Recurrent Group Tutorial


Sequential data is common in natural language processing.

A sentence is a sequence of words and many sentences form a paragraph further. Therefore, a paragraph can be viewed as a nested sequence with two level, where each element of the sequence is another sequence. That is to say, sequential data could be recursive. An example of two-level recursive sequential data is that an article is composed of a sequence of sentences, and each sentence a sequence of words.

PaddlePaddle and PaddlePaddle v2 support two-level recursive sequential data. The two-level sequence is a very flexible data, which helps us to better describe more complex language data such as discribing paragraphs and several rounds of dialogues. Based on two-level sequence input, we can design and build a flexible, hierarchical RNN model that encodes input data from the word and sentence level. For the support of arbitrary levels, please refer to PaddlePaddle Fluid.

In PaddlePaddle, recurrent_group is an arbitrarily complex RNN unit. The user only needs to define the calculation that the RNN will complete in one time step. PaddlePaddle is responsible for the propagation of information and error in time series.

Furthermore, recurrent_group can also be extended to handle two-level sequence. By defining two nested recurrent_group operations at the clause level and the word level respectively, a hierarchical and complex RNN is finally achieved.

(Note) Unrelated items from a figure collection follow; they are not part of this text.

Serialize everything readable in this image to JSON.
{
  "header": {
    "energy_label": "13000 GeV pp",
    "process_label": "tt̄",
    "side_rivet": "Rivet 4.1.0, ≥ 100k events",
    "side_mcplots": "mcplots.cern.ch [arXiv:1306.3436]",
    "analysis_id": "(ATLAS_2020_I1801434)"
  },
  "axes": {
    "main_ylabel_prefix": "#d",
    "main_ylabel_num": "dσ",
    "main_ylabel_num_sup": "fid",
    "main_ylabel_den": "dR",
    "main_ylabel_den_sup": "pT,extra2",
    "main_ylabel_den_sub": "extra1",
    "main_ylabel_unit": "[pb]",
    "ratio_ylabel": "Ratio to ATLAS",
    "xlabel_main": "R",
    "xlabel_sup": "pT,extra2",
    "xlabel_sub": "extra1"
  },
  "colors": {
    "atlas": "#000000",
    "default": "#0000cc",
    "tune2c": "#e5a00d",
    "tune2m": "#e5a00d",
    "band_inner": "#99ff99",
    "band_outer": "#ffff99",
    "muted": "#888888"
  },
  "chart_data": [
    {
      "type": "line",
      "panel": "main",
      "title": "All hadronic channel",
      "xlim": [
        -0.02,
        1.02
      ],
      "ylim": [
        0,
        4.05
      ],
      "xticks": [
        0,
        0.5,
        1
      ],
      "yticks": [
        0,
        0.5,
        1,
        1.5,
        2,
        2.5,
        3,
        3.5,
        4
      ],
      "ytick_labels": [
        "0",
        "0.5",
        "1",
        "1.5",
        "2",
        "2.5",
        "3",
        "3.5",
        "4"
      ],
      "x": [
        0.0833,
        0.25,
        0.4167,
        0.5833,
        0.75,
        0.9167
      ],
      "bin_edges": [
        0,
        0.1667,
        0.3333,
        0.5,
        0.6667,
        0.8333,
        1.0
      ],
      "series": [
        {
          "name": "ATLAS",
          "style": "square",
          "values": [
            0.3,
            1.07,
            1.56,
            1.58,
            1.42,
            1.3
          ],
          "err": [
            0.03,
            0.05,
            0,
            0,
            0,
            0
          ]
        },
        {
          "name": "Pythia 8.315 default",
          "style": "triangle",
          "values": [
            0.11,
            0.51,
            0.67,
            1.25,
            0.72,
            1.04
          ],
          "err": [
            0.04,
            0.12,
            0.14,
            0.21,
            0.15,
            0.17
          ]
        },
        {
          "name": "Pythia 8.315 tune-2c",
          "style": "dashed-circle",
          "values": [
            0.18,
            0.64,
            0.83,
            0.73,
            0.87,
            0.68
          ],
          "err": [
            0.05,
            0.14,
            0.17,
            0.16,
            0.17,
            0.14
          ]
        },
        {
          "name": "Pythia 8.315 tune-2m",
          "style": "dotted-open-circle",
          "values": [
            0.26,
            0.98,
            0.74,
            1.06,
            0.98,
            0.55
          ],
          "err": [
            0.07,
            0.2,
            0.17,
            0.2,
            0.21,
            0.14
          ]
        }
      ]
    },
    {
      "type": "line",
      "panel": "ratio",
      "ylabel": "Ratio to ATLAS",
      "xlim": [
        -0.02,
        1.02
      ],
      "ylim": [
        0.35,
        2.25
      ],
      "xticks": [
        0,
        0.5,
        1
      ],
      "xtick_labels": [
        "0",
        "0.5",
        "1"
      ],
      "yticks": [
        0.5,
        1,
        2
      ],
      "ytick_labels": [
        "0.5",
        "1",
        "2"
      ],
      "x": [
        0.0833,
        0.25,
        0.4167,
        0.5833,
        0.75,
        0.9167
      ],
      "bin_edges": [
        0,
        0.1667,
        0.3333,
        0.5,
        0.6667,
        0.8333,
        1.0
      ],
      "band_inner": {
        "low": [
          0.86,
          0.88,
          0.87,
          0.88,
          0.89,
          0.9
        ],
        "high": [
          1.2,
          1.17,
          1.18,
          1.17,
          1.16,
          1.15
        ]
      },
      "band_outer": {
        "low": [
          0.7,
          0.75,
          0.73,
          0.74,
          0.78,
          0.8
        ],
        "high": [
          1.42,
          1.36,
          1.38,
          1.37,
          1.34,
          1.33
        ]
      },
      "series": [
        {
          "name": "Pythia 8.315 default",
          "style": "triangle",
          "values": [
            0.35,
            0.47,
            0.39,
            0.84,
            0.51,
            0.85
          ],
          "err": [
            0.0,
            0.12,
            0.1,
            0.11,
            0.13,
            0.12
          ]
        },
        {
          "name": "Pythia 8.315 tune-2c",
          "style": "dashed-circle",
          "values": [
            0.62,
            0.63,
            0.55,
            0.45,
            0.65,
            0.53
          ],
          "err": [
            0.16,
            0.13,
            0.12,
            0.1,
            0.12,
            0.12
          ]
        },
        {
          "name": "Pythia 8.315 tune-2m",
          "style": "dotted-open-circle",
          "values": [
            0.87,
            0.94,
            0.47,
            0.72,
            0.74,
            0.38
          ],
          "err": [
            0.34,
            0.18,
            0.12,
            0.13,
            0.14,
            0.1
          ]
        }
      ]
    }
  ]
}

Currently, in the PaddlePaddle, there are recurrent_group and some Layers that can process bidirectional sequences. For details, refer to the document: Layers for supporting double-layer sequences as input.

Sequence-level RNN Introduction

recurrent_group helps us to split the input sequence, merge the output, and loop through the sequence of computational logic.

Using this feature, the two nested recurrent_group can handle the nested two-level sequences, implementing sequence-level RNN structures at both the word and sentence levels.

  • Word-level RNN: each state corresponds to a word.
  • Sequence-level RNN: a sequence-layer RNN consists of multiple word-layer RNNs. Each word-layer RNN (ie, each state of a sequence-layer RNN) has a subsequence.

For convenience of description, the following takes the NLP task as an example. A paragraph containing a subsequence is defined as a two-level sequence, and a sentence containing a word is defined as a single-layer sequence. Then, the zero-level sequence is a word.

Usage of Sequence-level RNN

Usage of Training Process

Using recurrent_group requires the following conventions:

  • Single-input Single-output: Both input and output are single layer sequences.
    • If there are multiple inputs, the number of words in different input sequences must be exactly equal.
    • A single-layer sequence is output, and the number of words in the output sequence is the same as the input sequence.
    • memory: define memory to point to a layer in the step function, get a moment output from this layer by referencing memory to form a recurrent connection. The is_seq parameter of memory must be false. If memory is not defined, the operations within each time step are independent.
    • boot_layer: the initial state of memory, set 0 by default. is_seq in memory must be false.
  • Double-input Double-output: Both input and output are two-level sequence.
    • If there are multiple input sequences, the number of subsequence contained in different inputs must be strictly equal, but the number of words in the subsequence may not be equal.
    • output a two-level sequence. The number of subsequence and the number of words are the same as the specified input sequence and the first input is default.
    • memory: defining memory in the step function, pointing to a layer, by referring to the memory to get the output of this layer at a time, forming a recurrent connection. The memory defined in the outer recurrent_group step function can record the state of the previous subsequence, either as a single-level sequence (only as read-only memory) or as a word. If memory is not defined, the operations between subsequence are independent.
    • boot_layer: the initial state of memory. It is either a single-level sequence (only as read-only memory) or a vector. The default is not set, that is, the initial state is 0.
  • Double-input Single-output: not support for now, and output the error with “In hierachical RNN, all out links should be from sequences now”.

Usage of Generation Process

Using beam_search need follow those conventions:

  • Word-level RNN: generate the next word from a word.
  • Sequence-level RNN: the single-layer RNN generated subsequence is concatenated into a new double-layer sequence. Semantically, there is no case where a subsequence generates the next subseq directly.